A visitor to the Butovo Shooting Range outside Moscow, where 20,762 people were executed during Stalin’s Great Terror in 1937-1938. Photo: EPA-EFE / MAXIM SHIPENKOV
The Museum of Moscow, which has documented the Russian capital’s history since 1896, has removed a section of its exhibit on Soviet-era repressions amid external pressure, Russian journalist Ksenia Basilashvili reported on Tuesday.
According to Basilashvili, the History of Moscow exhibition originally included a section on the Shakhty Trial, the first major show trial under Soviet dictator Joseph Stalin, as well as on the residents of Moscow’s elite House on the Embankment, many of whose residents were arrested and executed during Stalin’s Great Purge.

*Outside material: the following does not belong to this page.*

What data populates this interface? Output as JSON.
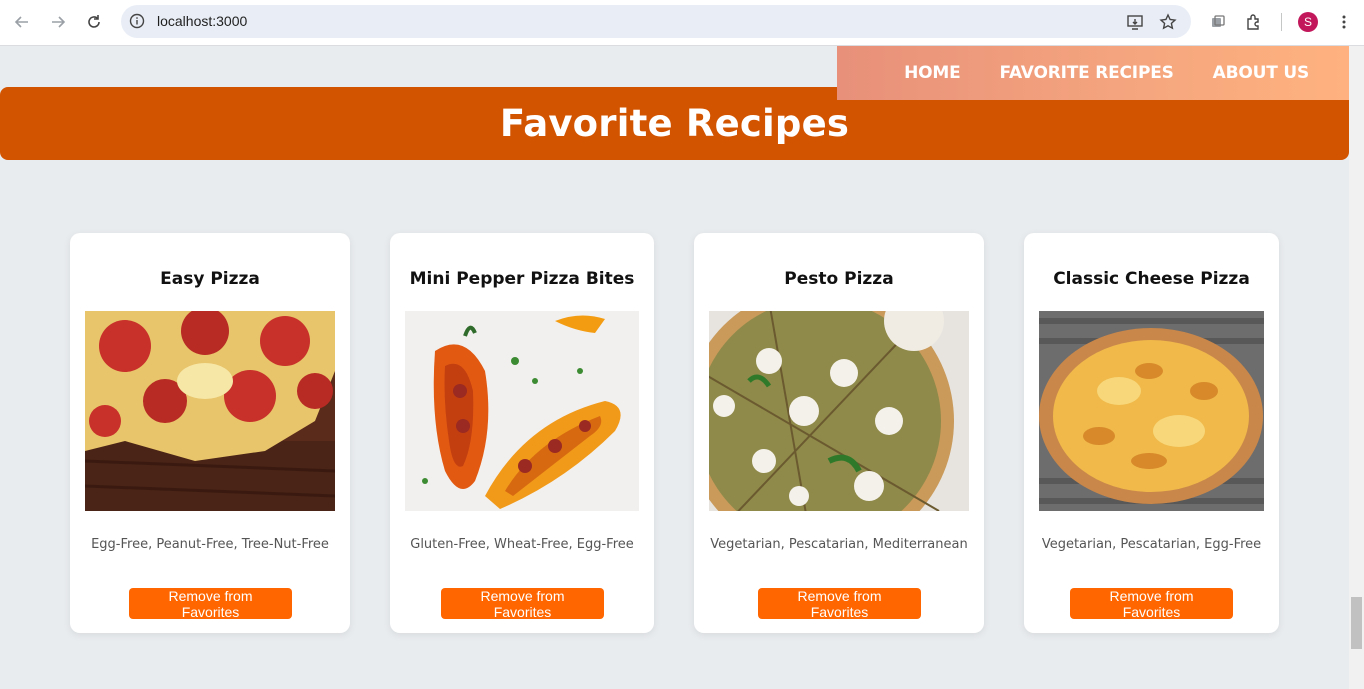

The texts for the Repressions section, which had been written by employees of the Gulag History Museum and approved by the Museum of Moscow’s academic council, were first modified when a request to change them came “from somewhere outside” before subsequently being completely removed, Basilashvili said.
“Soon after, a demand appeared — not just to remove the texts, but also the entire, fully prepared Repressions section altogether”, she added, sharing one photo of the section with the texts in place during the exhibition’s installation and a second from December after the texts were removed.
The Museum of Moscow describes the exhibition as showcasing the “life and daily routines of Muscovites across different eras, as well as the city’s architecture, culture and development” from Iron Age settlements along the Moskva River to World War II.
On Monday, it was announced that current Museum of Moscow director Anna Trapkova would take over from the long-serving Roman Romanov as director of the Gulag History Museum, the sole state-run museum in Russia devoted to the victims of Soviet terror, which was forced to close its doors indefinitely in November in what appeared to be the authorities tightening their grip on how 20th century Russian history is discussed in the country.